Mariendorfer SV
- Full name: Mariendorfer Sport Verein 1906 e.V.
- Founded: 1906
- Dissolved: 2016
- Ground: Volkspark Mariendorf
- Capacity: 15,000
| Home colours | Away colours |

= Mariendorfer SV =

German football club

Mariendorfer SV was a German association football club based in the Mariendorf district of Berlin.

==History==
The roots of the club go back to the predecessor sides Mariendorfer Ballspiel Club 1906 and Sportclub Krampe 1926, which was organized by a group of former Preussen Berlin players. Both were small local clubs playing in the lower tier city leagues.

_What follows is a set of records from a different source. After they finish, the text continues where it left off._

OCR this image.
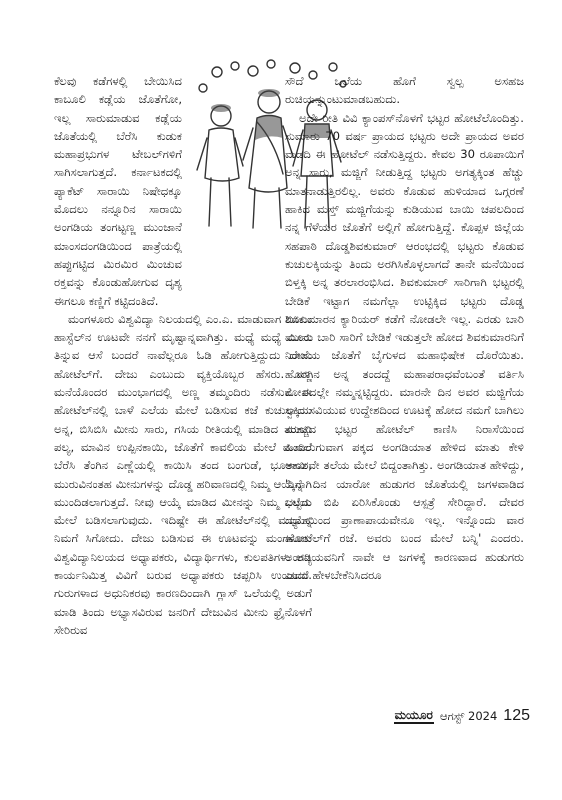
ಕೆಲವು ಕಡೆಗಳಲ್ಲಿ ಬೇಯಿಸಿದ ಕಾಬೂಲಿ ಕಡ್ಲೆಯ ಜೊತೆಗೋ, ಇಲ್ಲ ಸಾರುಮಾಡುವ ಕಡ್ಲೆಯ ಜೊತೆಯಲ್ಲಿ ಬೆರೆಸಿ ಕುಡುಕ ಮಹಾಪ್ರಭುಗಳ ಟೇಬಲ್‌ಗಳಿಗೆ ಸಾಗಿಸಲಾಗುತ್ತದೆ. ಕರ್ನಾಟಕದಲ್ಲಿ ಪ್ಯಾಕೆಟ್ ಸಾರಾಯಿ ನಿಷೇಧಕ್ಕೂ ಮೊದಲು ನನ್ನೂರಿನ ಸಾರಾಯಿ ಅಂಗಡಿಯ ತಂಗಟ್ಟಣ್ಣ ಮುಂಜಾನೆ ಮಾಂಸದಂಗಡಿಯಿಂದ ಪಾತ್ರೆಯಲ್ಲಿ ಹಪ್ಪುಗಟ್ಟಿದ ಮಿರಮಿರ ಮಿಂಚುವ ರಕ್ತವನ್ನು ಕೊಂಡುಹೋಗುವ ದೃಶ್ಯ ಈಗಲೂ ಕಣ್ಣಿಗೆ ಕಟ್ಟಿದಂತಿದೆ.

ಮಂಗಳೂರು ವಿಶ್ವವಿದ್ಯಾ ನಿಲಯದಲ್ಲಿ ಎಂ.ಎ. ಮಾಡುವಾಗ ಬಿಸಿಎಂ ಹಾಸ್ಟೆಲ್‌ನ ಊಟವೇ ನನಗೆ ಮೃಷ್ಟಾನ್ನವಾಗಿತ್ತು. ಮಧ್ಯೆ ಮಧ್ಯೆ ಮೀನು ತಿನ್ನುವ ಆಸೆ ಬಂದರೆ ನಾವೆಲ್ಲರೂ ಓಡಿ ಹೋಗುತ್ತಿದ್ದುದು ದೇಜು ಹೋಟೆಲ್‌ಗೆ. ದೇಜು ಎಂಬುದು ವ್ಯಕ್ತಿಯೊಬ್ಬರ ಹೆಸರು. ಸಣ್ಣ ಮನೆಯೊಂದರ ಮುಂಭಾಗದಲ್ಲಿ ಅಣ್ಣ ತಮ್ಮಂದಿರು ನಡೆಸುವ ಈ ಹೋಟೆಲ್‌ನಲ್ಲಿ ಬಾಳೆ ಎಲೆಯ ಮೇಲೆ ಬಡಿಸುವ ಕಜೆ ಕುಚುಲಕ್ಕಿಯ ಅನ್ನ, ಬಿಸಿಬಿಸಿ ಮೀನು ಸಾರು, ಗಸಿಯ ರೀತಿಯಲ್ಲಿ ಮಾಡಿದ ತರಕಾರಿ ಪಲ್ಯ, ಮಾವಿನ ಉಪ್ಪಿನಕಾಯಿ, ಜೊತೆಗೆ ಕಾವಲಿಯ ಮೇಲೆ ಮಸಾಲೆ ಬೆರೆಸಿ ತೆಂಗಿನ ಎಣ್ಣೆಯಲ್ಲಿ ಕಾಯಿಸಿ ತಂದ ಬಂಗುಡೆ, ಭೂತಾಯಿ, ಮುರುವಿನಂತಹ ಮೀನುಗಳನ್ನು ದೊಡ್ಡ ಹರಿವಾಣದಲ್ಲಿ ನಿಮ್ಮ ಆಯ್ಕೆಗಾಗಿ ಮುಂದಿಡಲಾಗುತ್ತದೆ. ನೀವು ಆಯ್ಕೆ ಮಾಡಿದ ಮೀನನ್ನು ನಿಮ್ಮ ಎಲೆಯ ಮೇಲೆ ಬಡಿಸಲಾಗುವುದು. ಇದಿಷ್ಟೇ ಈ ಹೋಟೆಲ್‌ನಲ್ಲಿ ಮಧ್ಯಾಹ್ನ ನಿಮಗೆ ಸಿಗೋದು. ದೇಜು ಬಡಿಸುವ ಈ ಊಟವನ್ನು ಮಂಗಳೂರು ವಿಶ್ವವಿದ್ಯಾನಿಲಯದ ಅಧ್ಯಾಪಕರು, ವಿದ್ಯಾರ್ಥಿಗಳು, ಕುಲಪತಿಗಳು ಅನ್ಯ ಕಾರ್ಯನಿಮಿತ್ತ ವಿವಿಗೆ ಬರುವ ಅಧ್ಯಾಪಕರು ಚಪ್ಪರಿಸಿ ಉಂಡವರೆ. ಗುರುಗಳಾದ ಅಧುನಿಕರವು ಕಾರಣದಿಂದಾಗಿ ಗ್ಲಾಸ್ ಒಲೆಯಲ್ಲಿ ಅಡುಗೆ ಮಾಡಿ ತಿಂದು ಅಭ್ಯಾಸವಿರುವ ಜನರಿಗೆ ದೇಜುವಿನ ಮೀನು ಫ್ರೈನೊಳಗೆ ಸೇರಿರುವ

ಸೌದೆ ಒಲೆಯ ಹೊಗೆ ಸ್ವಲ್ಪ ಅಸಹಜ ರುಚಿಯನ್ನುಂಟುಮಾಡಬಹುದು.

ಅದೇ ರೀತಿ ವಿವಿ ಕ್ಯಾಂಪಸ್‌ನೊಳಗೆ ಭಟ್ಟರ ಹೋಟೆಲೊಂದಿತ್ತು. ಸುಮಾರು 70 ವರ್ಷ ಪ್ರಾಯದ ಭಟ್ಟರು ಅದೇ ಪ್ರಾಯದ ಅವರ ಮಡದಿ ಈ ಹೋಟೆಲ್ ನಡೆಸುತ್ತಿದ್ದರು. ಕೇವಲ 30 ರೂಪಾಯಿಗೆ ಅನ್ನ ಸಾರು, ಮಜ್ಜಿಗೆ ನೀಡುತ್ತಿದ್ದ ಭಟ್ಟರು ಅಗತ್ಯಕ್ಕಿಂತ ಹೆಚ್ಚು ಮಾತನಾಡುತ್ತಿರಲಿಲ್ಲ. ಅವರು ಕೊಡುವ ಹುಳಿಯಾದ ಒಗ್ಗರಣೆ ಹಾಕಿದ ಮಸ್ತ್ ಮಜ್ಜಿಗೆಯನ್ನು ಕುಡಿಯುವ ಬಾಯಿ ಚಪಲದಿಂದ ನನ್ನ ಗೆಳೆಯರ ಜೊತೆಗೆ ಅಲ್ಲಿಗೆ ಹೋಗುತ್ತಿದ್ದೆ. ಕೊಪ್ಪಳ ಜಿಲ್ಲೆಯ ಸಹಪಾಠಿ ದೊಡ್ಡಶಿವಕುಮಾರ್ ಆರಂಭದಲ್ಲಿ ಭಟ್ಟರು ಕೊಡುವ ಕುಚುಲಕ್ಕಿಯನ್ನು ತಿಂದು ಅರಗಿಸಿಕೊಳ್ಳಲಾಗದೆ ತಾನೇ ಮನೆಯಿಂದ ಬಿಳ್ತಕ್ಕಿ ಅನ್ನ ತರಲಾರಂಭಿಸಿದ. ಶಿವಕುಮಾರ್ ಸಾರಿಗಾಗಿ ಭಟ್ಟರಲ್ಲಿ ಬೇಡಿಕೆ ಇಟ್ಟಾಗ ನಮಗೆಲ್ಲಾ ಉಟ್ಟಿಕ್ಕಿದ ಭಟ್ಟರು ದೊಡ್ಡ ಶಿವಕುಮಾರನ ಕ್ಯಾರಿಯರ್ ಕಡೆಗೆ ನೋಡಲೇ ಇಲ್ಲ. ಎರಡು ಬಾರಿ ಮೂರು ಬಾರಿ ಸಾರಿಗೆ ಬೇಡಿಕೆ ಇಡುತ್ತಲೇ ಹೋದ ಶಿವಕುಮಾರನಿಗೆ ನಿರಾಸೆಯ ಜೊತೆಗೆ ಬೈಗುಳದ ಮಹಾಭಿಷೇಕ ದೊರೆಯಿತು. ಹೊರಗಿನ ಅನ್ನ ತಂದದ್ದೆ ಮಹಾಪರಾಧವೆಂಬಂತೆ ವರ್ತಿಸಿ ಕೋಪದಲ್ಲೇ ನಮ್ಮನ್ನಟ್ಟಿದ್ದರು. ಮಾರನೇ ದಿನ ಅವರ ಮಜ್ಜಿಗೆಯ ಸ್ವಾದ ಸವಿಯುವ ಉದ್ದೇಶದಿಂದ ಊಟಕ್ಕೆ ಹೋದ ನಮಗೆ ಬಾಗಿಲು ಮುಚ್ಚಿದ ಭಟ್ಟರ ಹೋಟೆಲ್ ಕಾಣಿಸಿ ನಿರಾಸೆಯಿಂದ ಹಿಂದಿರುಗುವಾಗ ಪಕ್ಕದ ಅಂಗಡಿಯಾತ ಹೇಳಿದ ಮಾತು ಕೇಳಿ ಆಕಾಶವೇ ತಲೆಯ ಮೇಲೆ ಬಿದ್ದಂತಾಗಿತ್ತು. ಅಂಗಡಿಯಾತ ಹೇಳಿದ್ದು, 'ನಿನ್ನೆ ದಿನ ಯಾರೋ ಹುಡುಗರ ಜೊತೆಯಲ್ಲಿ ಜಗಳವಾಡಿದ ಭಟ್ಟರು ಬಿಪಿ ಏರಿಸಿಕೊಂಡು ಆಸ್ಪತ್ರೆ ಸೇರಿದ್ದಾರೆ. ದೇವರ ದಯೆಯಿಂದ ಪ್ರಾಣಾಪಾಯವೇನೂ ಇಲ್ಲ. ಇನ್ನೊಂದು ವಾರ ಹೋಟೆಲ್‌ಗೆ ರಜೆ. ಅವರು ಬಂದ ಮೇಲೆ ಬನ್ನಿ' ಎಂದರು. ಅಂಗಡಿಯವನಿಗೆ ನಾವೇ ಆ ಜಗಳಕ್ಕೆ ಕಾರಣವಾದ ಹುಡುಗರು ಎಂದು ಹೇಳಬೇಕೆನಿಸಿದರೂ

ಮಯೂರ ಆಗಸ್ಟ್ 2024 125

In the aftermath of World War II occupying Allied authorities ordered the dissolution of all organizations, including sports and football clubs. In the fall of 1945 the sports association SG Mariendorf was organized by members of several of the district's former clubs including MBC, Krampe, and SpVgg Blau-Weiß 1890 Berlin. The combined side played in the first division Stadtliga or Oberliga Berlin until relegated in 1948 and the next year SGM broke up as the old clubs that made up the association were re-constituted. SpVgg Blau-Weiß 1890 Berlin eventually went on to play professional football, while the other clubs stayed in local amateur ball. Krampe was renamed Sport Club Mariendorf in 1951 and in 1985 SCM and MBC merged to form the present day side Mariendorfer Sport Verein 1906.

In July 2016, MSV merged with Helgoland Berlin and became TSV Mariendorf.